Вообще же с нами в жизни случается то же самое, что с путником, перед которым, по мере его движения вперед, предметы принимают иной вид, чем какой они имели издалека, – они как бы преобразуются вместе с его приближением. В особенности происходит это с нашими желаниями. Часто мы находим нечто совсем иное, даже лучшее, чем искали; часто также то, что мы ищем, попадается нам на совершенно ином пути, чем тот, по которому мы сперва тщетно за ним стремились. И часто там, где мы искали наслаждения, счастья, радости, мы получаем вместо того урок, уразумение, познание – прочное, истинное благо вместо преходящего и мнимого. Такова и мысль, красной нитью проходящая в «Вильгельме Мейстере»; ведь роман этот имеет интеллектуальный характер и именно потому относится к высшему разряду сравнительно со всеми остальными, даже романами Вальтера Скотта, которые все лишь этического содержания, так как берут человеческую природу исключительно с ее волевой стороны. Равным образом и в «Волшебной флейте», этом причудливом, но полном смысла и содержания иероглифе, символизована та же самая основная мысль, только в крупных и грубых чертах, какие мы видим на театральных декорациях; мысль эта даже нашла бы себе здесь полное выражение, если бы в заключение Тамино, расставшись с желанием обладать Таминой, вместо нее добивался и достиг только посвящения во храме мудрости; напротив, его необходимой противоположности, Папагено, по праву должна была бы достаться его Папагена. Выдающиеся и благородные люди скоро начинают подмечать эти уроки судьбы и принимают их с покорностью и благодарностью: они видят, что на свете можно найти много поучительного, но только не счастье, привыкают поэтому довольствоваться вместо надежды уразумением и, наконец, говорят с Петраркой:

Altro diletto, ch’emparar, non provo[122 - Нет для меня иного счастья, кроме учения (итал.).].

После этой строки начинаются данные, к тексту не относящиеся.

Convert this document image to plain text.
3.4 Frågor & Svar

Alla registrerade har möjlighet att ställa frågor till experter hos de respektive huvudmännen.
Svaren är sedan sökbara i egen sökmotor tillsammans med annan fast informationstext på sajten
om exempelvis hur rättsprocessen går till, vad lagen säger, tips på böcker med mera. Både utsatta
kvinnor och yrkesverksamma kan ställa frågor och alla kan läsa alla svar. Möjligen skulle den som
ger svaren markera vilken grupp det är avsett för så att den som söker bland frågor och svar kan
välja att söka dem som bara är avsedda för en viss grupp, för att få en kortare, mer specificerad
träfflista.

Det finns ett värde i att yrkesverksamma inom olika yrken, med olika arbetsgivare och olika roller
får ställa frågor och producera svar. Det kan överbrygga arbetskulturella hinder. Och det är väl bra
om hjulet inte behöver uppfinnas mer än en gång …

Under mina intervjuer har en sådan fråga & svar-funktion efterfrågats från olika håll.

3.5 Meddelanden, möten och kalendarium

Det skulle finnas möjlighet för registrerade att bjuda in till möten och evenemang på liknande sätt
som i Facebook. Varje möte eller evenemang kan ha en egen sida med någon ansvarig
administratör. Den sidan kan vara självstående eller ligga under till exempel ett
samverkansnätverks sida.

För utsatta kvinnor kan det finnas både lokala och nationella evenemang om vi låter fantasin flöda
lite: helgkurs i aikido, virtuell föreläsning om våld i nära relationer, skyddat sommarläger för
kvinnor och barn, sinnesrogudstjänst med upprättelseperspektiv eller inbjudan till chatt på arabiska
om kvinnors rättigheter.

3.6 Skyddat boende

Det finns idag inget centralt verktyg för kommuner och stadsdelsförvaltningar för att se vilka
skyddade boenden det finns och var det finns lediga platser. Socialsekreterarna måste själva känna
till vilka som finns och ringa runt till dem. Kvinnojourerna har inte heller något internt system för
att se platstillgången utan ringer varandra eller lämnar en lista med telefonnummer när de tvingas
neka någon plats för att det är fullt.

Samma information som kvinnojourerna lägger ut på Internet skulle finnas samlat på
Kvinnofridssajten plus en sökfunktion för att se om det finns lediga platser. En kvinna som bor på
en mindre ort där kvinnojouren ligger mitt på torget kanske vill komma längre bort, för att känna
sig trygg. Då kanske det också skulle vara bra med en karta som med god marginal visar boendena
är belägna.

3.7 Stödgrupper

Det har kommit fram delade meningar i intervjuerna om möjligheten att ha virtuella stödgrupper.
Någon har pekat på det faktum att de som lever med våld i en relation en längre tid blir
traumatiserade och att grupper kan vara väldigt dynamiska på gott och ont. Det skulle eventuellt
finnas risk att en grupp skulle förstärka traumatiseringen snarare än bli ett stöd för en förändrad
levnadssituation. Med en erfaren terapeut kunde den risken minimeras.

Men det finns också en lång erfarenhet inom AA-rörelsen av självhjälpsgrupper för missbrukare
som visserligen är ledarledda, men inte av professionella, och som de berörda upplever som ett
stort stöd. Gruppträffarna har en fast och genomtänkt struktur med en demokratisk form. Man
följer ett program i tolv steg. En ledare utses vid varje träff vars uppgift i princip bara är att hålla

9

Они могут даже дойти в этом направлении до того, что в какой-то степени, для видимости и несерьезно продолжая следовать своим желаниям и стремлениям, на самом же деле и в глубине своей души ждут только назидания, – это и дает им созерцательный, гениальный, возвышенный вид. В этом смысле можно сказать также, что мы претерпеваем одинаковую судьбу с алхимиками, которые, думая об одном золоте, открывали порох, фарфор, лекарства и даже законы природы.

В. О нашем поведении по отношению к себе

4) Подобно тому как работник, участвующий в возведении здания, или совсем не знает о плане целого, или по крайней мере не всегда держит его в уме, человек, отбывая отдельные дни и часы своего существования, в таком же точно отношении находится к целому своей житейской карьеры и всему ее характеру. Чем она достойнее, значительнее, планомернее и индивидуальнее, тем нужнее и полезнее, чтобы перед его глазами время от времени появлялся ее сокращенный абрис – план. И для этого, конечно, необходимо, чтобы человек уже сделал некоторые успехи в «gnothi seauton»[123 - «познай самого себя» (греч.).]; то есть чтобы он знал, чего он, собственно, главным образом и прежде всего желает, в чем, следовательно, самое существенное условие для его счастья, а затем – что стоит на втором и третьем месте после этого. Надо также, чтобы он понял, каково в целом его призвание, его роль и его отношение к миру. Если он предназначен для важного и грандиозного, то взгляд на план своей жизни в уменьшенном масштабе более всего другого укрепит его, поддержит, возвысит, поощрит к деятельности и удержит от уклонений в сторону.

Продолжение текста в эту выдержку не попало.